In 2012, a new group, primarily consisting of members of the SFC, was established under the name “Combat 18 Germany”. This group was well organised from the beginning, with written club rules and a monthly membership fee of 15 Euros. A total of 90 individuals made payments to the bank account associated with the group. The accounts owner was Stanley Röske, a known neo-Nazi from Kassel, and an acquaintance of Stephan Ernst. In 2017, twelve Combat 18 members were apprehended when they returned from a shooting range in Czechia, attempting to smuggle ammunition into Germany

Mike Sawallich, via Task

Mike Sawallich, who, according to Exif Recherche, also belonged to the friendship circle Stephan Ernst had been part of, was a leading figure of the "Freier Widerstand Kassel" (Free Resistance Kassel), a now defunct group. He was also vice president of the local youth wing of the far-right NPD party. Until at least 2015, Sawallich remained active in the scene and attended the KAGIDA demonstrations

In 2009, Ernst, along with several others, attacked a union rally in the city of Dortmund, an infamous breeding ground of the West-German Neo-Nazi scene. He was arrested and convicted of disorderly conduct and sentenced to 7 months probation. The group he was with then were part of the "Autonome Nationalisten" movement (Autonomous Nationalists, AN).

From the early 2000s onwards, this scene attempted to revamp the public image of young neo-Nazis in Germany by appropriating elements of left-wing and Antifa codes and culture. This included anti-capitalist slogans, a focus on anti-imperialism and anti-zionism, as well as a characteristic "Black Bloc" aesthetic. 

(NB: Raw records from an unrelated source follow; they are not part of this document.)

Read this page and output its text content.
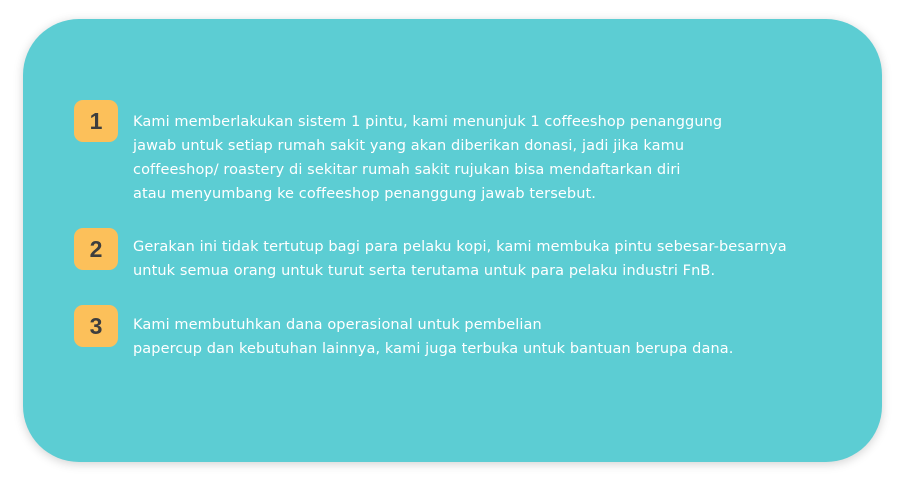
1	Kami memberlakukan sistem 1 pintu, kami menunjuk 1 coffeeshop penanggung
jawab untuk setiap rumah sakit yang akan diberikan donasi, jadi jika kamu
coffeeshop/ roastery di sekitar rumah sakit rujukan bisa mendaftarkan diri
atau menyumbang ke coffeeshop penanggung jawab tersebut.
2	Gerakan ini tidak tertutup bagi para pelaku kopi, kami membuka pintu sebesar-besarnya
untuk semua orang untuk turut serta terutama untuk para pelaku industri FnB.
3	Kami membutuhkan dana operasional untuk pembelian
papercup dan kebutuhan lainnya, kami juga terbuka untuk bantuan berupa dana.
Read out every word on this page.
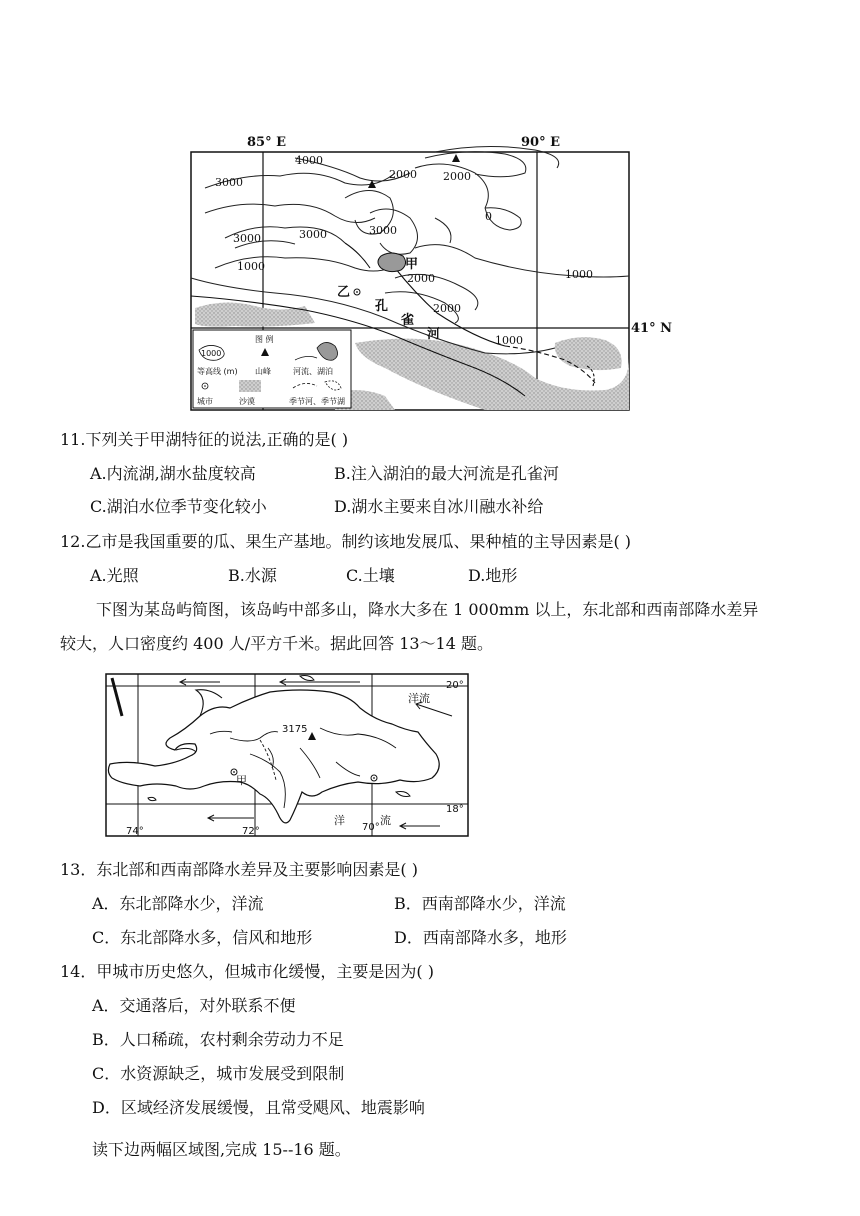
85° E	90° E
41° N
4000
2000 2000
3000
3000	3000	3000
1000
0
1000
2000
2000
1000
甲
乙
孔
雀
河
图 例
1000
等高线 (m) 山峰	河流、湖泊
城市	沙漠	季节河、季节湖
11.下列关于甲湖特征的说法,正确的是( )
A.内流湖,湖水盐度较高	B.注入湖泊的最大河流是孔雀河
C.湖泊水位季节变化较小	D.湖水主要来自冰川融水补给
12.乙市是我国重要的瓜、果生产基地。制约该地发展瓜、果种植的主导因素是( )
A.光照	B.水源	C.土壤	D.地形
下图为某岛屿简图，该岛屿中部多山，降水大多在 1 000mm 以上，东北部和西南部降水差异
较大，人口密度约 400 人/平方千米。据此回答 13～14 题。
20°
18°
74°	72°	70°
3175
洋流
洋	流
甲
13．东北部和西南部降水差异及主要影响因素是( )
A．东北部降水少，洋流	B．西南部降水少，洋流
C．东北部降水多，信风和地形	D．西南部降水多，地形
14．甲城市历史悠久，但城市化缓慢，主要是因为( )
A．交通落后，对外联系不便
B．人口稀疏，农村剩余劳动力不足
C．水资源缺乏，城市发展受到限制
D．区域经济发展缓慢，且常受飓风、地震影响
读下边两幅区域图,完成 15--16 题。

To evade the wave of criminalisation against far-right activism at the time, AN groups emphasised their independence from official parties and clubs, although with limited success, as many AN groups were banned regardless. However, the AN concept transformed the style and appeal of neo-Nazi ideology in Germany into a more contemporary image.

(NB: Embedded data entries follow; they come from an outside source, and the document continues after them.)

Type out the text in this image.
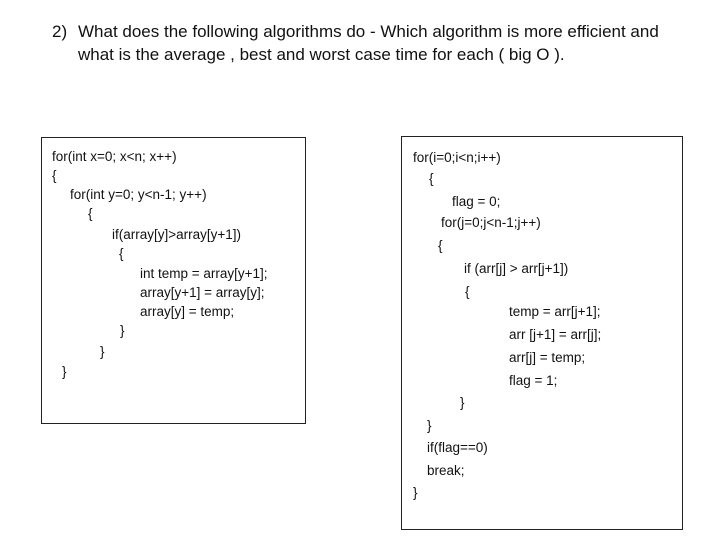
2) What does the following algorithms do - Which algorithm is more efficient and
what is the average , best and worst case time for each ( big O ).
for(int x=0; x<n; x++)
{
for(int y=0; y<n-1; y++)
{
if(array[y]>array[y+1])
{
int temp = array[y+1];
array[y+1] = array[y];
array[y] = temp;
}
}
}
for(i=0;i<n;i++)
{
flag = 0;
for(j=0;j<n-1;j++)
{
if (arr[j] > arr[j+1])
{
temp = arr[j+1];
arr [j+1] = arr[j];
arr[j] = temp;
flag = 1;
}
}
if(flag==0)
break;
}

Black Block of Autonome Nationalisten, via Marek Peters

German authorities are saying that Ernst had been on their radar for several years before the alleged murder. However, the German Left party had inquired about Ernst as recently as 2015, when investigating the neo-Nazi scene in the state of Hesse. According to its chairwoman Janine Wissler, the inquiry did not yield any information from the German interior intelligence agency, Verfassungsschutz.

Stephan Ernst, via Exif

Recently, Stephan Ernst had been active in a local shooting club, where he was an advisor on archery. As a member of such a club, he could have had access to .22 ammunition, which was reportedly the calibre used in the murder of Lübcke. The club has since deleted any mention of him from its website.

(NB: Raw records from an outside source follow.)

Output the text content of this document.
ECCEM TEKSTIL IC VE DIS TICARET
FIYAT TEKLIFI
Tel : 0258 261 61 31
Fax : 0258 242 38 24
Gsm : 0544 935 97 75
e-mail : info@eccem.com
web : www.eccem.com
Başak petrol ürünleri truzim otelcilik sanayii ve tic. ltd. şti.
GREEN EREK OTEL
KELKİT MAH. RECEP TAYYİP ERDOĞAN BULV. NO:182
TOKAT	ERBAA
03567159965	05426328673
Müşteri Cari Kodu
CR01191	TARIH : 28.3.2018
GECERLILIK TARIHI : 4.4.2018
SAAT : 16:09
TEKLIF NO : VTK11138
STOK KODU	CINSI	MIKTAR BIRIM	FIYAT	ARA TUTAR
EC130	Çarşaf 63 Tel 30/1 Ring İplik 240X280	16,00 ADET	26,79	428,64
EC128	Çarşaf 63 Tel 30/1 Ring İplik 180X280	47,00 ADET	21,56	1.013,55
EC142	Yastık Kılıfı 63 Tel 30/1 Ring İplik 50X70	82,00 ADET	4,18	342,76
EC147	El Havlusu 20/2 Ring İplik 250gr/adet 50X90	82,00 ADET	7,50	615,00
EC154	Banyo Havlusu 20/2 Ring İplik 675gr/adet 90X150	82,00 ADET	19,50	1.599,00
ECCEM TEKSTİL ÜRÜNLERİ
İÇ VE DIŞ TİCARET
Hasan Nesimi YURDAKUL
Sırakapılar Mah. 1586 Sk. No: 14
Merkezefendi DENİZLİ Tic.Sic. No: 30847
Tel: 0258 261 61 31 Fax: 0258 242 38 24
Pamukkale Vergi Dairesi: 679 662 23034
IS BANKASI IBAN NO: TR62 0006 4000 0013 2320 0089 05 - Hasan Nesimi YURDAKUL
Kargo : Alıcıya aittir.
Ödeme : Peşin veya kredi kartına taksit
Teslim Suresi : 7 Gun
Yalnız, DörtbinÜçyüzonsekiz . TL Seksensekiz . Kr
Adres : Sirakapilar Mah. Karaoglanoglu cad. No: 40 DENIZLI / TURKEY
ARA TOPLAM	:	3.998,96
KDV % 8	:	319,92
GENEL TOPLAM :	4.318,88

Other than the information collated here, little more is known about the alleged perpetrator in the Lübcke murder. Whether he acted alone or as part of a network, and whether he might have been in involved in other murders, is still unclear. The murder spree of the NSU and the abysmal performance of police authorities in preventing and investigating it is very much looming over this case, and has many worried about an adequate inquiry into this murder. 

In the aftermath of the NSU murders, the various Combat 18 affiliated groups had repeatedly been suspected to be connected to the NSU, although such a connection has never conclusively proven.

Walter Lübcke leaves behind a wife and two adult children. He was buried on Sunday in his hometown of Istha.